When I think back to my schooling of sexual knowledge, I can only remember one memory. In my middle school, we had sex education classes, I believe, every year. I am sure I cannot remember because I was not overly active in these discussions. In fact, I shied from most conversations about sex at that time because I was embarrassed and uncomfortable with it. I only remember the eighth grade sex-ed class. Mr. Woody, the drama teacher, explained and showed us, a small group of pubescent males with varying levels of sexual knowledge and experience, that putting on a condom was similar to the proper way of putting on a sock; one had to roll it down. Thus, when I think about putting on condoms, his pale white foot and that black church sock (slang for the thin socks worn with dress shoes) that he diligently rolled until his foot was covered dominates my memory.

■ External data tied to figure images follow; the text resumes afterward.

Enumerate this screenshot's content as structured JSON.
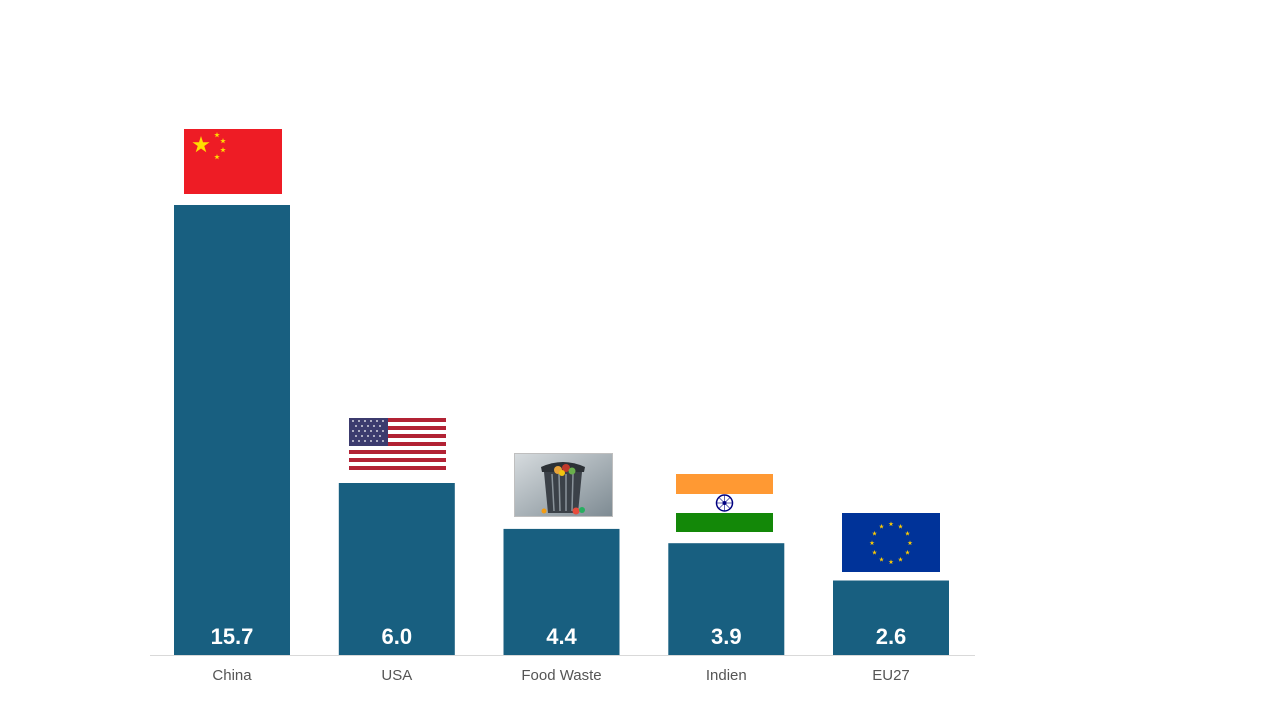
{
  "chart_data": {
    "type": "bar",
    "categories": [
      "China",
      "USA",
      "Food Waste",
      "Indien",
      "EU27"
    ],
    "values": [
      15.7,
      6.0,
      4.4,
      3.9,
      2.6
    ],
    "value_labels": [
      "15.7",
      "6.0",
      "4.4",
      "3.9",
      "2.6"
    ],
    "title": "",
    "xlabel": "",
    "ylabel": "",
    "ylim": [
      0,
      15.7
    ],
    "grid": false,
    "legend": "none",
    "bar_color": "#185F80",
    "value_label_color": "#ffffff",
    "category_label_color": "#555555",
    "images_above_bars": [
      "china-flag",
      "usa-flag",
      "food-waste-photo",
      "india-flag",
      "eu-flag"
    ]
  }
}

Outside of that, most of my knowledge about sex came from some not so trustworthy sources: older male friends or acquaintances, rap lyrics, and myths about what sex “should be” heard and shared in various conversations held by different aged people with different experiences. My mom did have the “talk” with me once and we also had a moment about condoms while watching a sitcom while I was a senior in high school. Other than that, no real formal sexual education.
Where did you learn about sex education? Who taught you? Are you satisfied with the lessons that you learned then?